HALO JEPARA- Jepara kabupaten termiskin di Jateng? Ini data riil pengentasan kemiskinan di Kota Ukir.
Kepala Diskominfo Kabupaten Jepara Arif Darmawan menyangkal informasi yang menyebutkan jika Bumi Kartini merupakan kabupaten termiskin di Jateng.
Ia merujuk data dari Badan Pusat Statistik (BPS) Kabupaten Jepara yang menunjukkan jika persentase penduduk miskin di Kabupaten Jepara menurun secara signifikan. Angka kemiskinan turun 0,52 persen, dari 6,61 persen pada Maret 2023 menjadi 6,09 persen pada Maret 2024.
“Penurunan jumlah penduduk miskin di Kabupaten Jepara sebesar 0,52 persen merupakan yang tertinggi di Jawa Tengah dibandingkan dengan 29 kabupaten lainnya,” ujar Arif Darmawan, Selasa (26/2/2025).
Pencapaian Jepara dibanding kabupaten di Jateng memang moncer. Meski begitu Arif tak memungkiri jika dibandingkan dengan kota-kota besar seperti Semarang, Salatiga, dan Magelang, Jepara menempati peringkat keempat.

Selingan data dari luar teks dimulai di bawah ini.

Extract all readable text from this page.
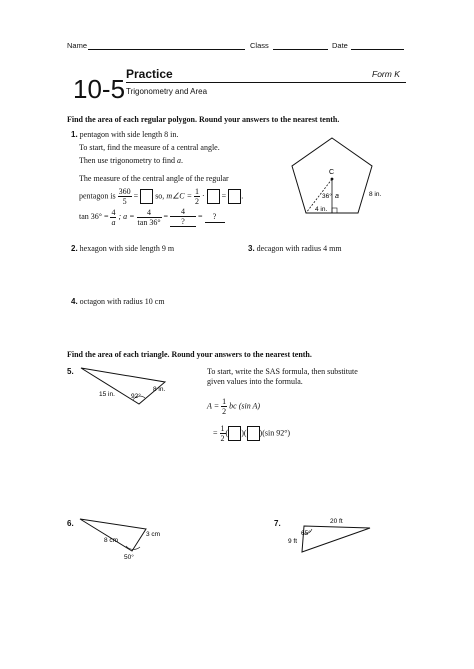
Name	Class	Date
10-5 Practice	Form K
Trigonometry and Area
Find the area of each regular polygon. Round your answers to the nearest tenth.
1. pentagon with side length 8 in.
To start, find the measure of a central angle.
Then use trigonometry to find a.
The measure of the central angle of the regular
pentagon is $\frac{360}{5}$ =  so, m∠C = $\frac{1}{2}$ ·  = .
$\tan 36^\circ = \frac{4}{a}$ ; $a = \frac{4}{\tan 36^\circ} = \frac{4}{?}$ = ?
C
36° a
4 in.
8 in.
2. hexagon with side length 9 m	3. decagon with radius 4 mm
4. octagon with radius 10 cm
Find the area of each triangle. Round your answers to the nearest tenth.
5.
15 in.
8 in.
92°
To start, write the SAS formula, then substitute
given values into the formula.
$A = \frac{1}{2}$ bc (sin A)
= $\frac{1}{2}$ ( )( )(sin 92°)
6.
3 cm
8 cm
50°
7.	20 ft
65°
9 ft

“Namun pencapaian ini juga sekaligus menunjukkan jika program pengentasan kemiskinan di Jepara sangat efektif. Itu juga menjadi bukti bahwa Jepara menjadi Kabupaten terbaik dalam pengentasan kemiskinan di Jateng,” jelasnya.
Angka kemiskinan di Kabupaten Jepara sesuai survei terakhir tahun 2024 sebesar 6,09 persen, merupakan yang terendah dalam beberapa dekade terakhir. Pada tahun 2014, angka kemiskinan masih berada di angka 8,55 persen, kemudian mengalami penurunan bertahap hingga mencapai 6,09 persen pada Maret 2024.
Menurut Arif Darmawan, jika merujuk data tersebut penanganan kemiskinan dari tahun ke tahun semakin membaik.
“Ini juga menjadi bukti bahwa pemberitaan mengenai Kabupaten Jepara sebagai Kabupaten termiskin perlu diluruskan,” ujarnya.
Pemkab Jepara punya komitmen khusus terkait penanganan kemiskinan di Kota Ukir. Berbagai terobosan kebijakan terkait pengentasan kemiskinan juga terus diupayakan agar hasilnya lebih maksimal l.
“Hal ini juga dibuktikan dengan komitmen yang ditegaskan Bupati Jepara Witiarso Utomo dan Wakil Bupati M. Ibnu Hajar bahwa program pengentasan kemiskinan di Kabupaten Jepara menjadi salah satu program prioritas utama,” paparnya.
Wakil Bupati Jepara sekaligus Plh Bupati Jepara, M. Ibnu Hajar saat memimpin apel perdana setelah dilantik pada Senin (24/2/2025) juga menginstruksikan terkait masalah pengentasan kemiskinan. Ia menginstruksikan kepala OPD terkait untuk terus hadir di tengah masyarakat.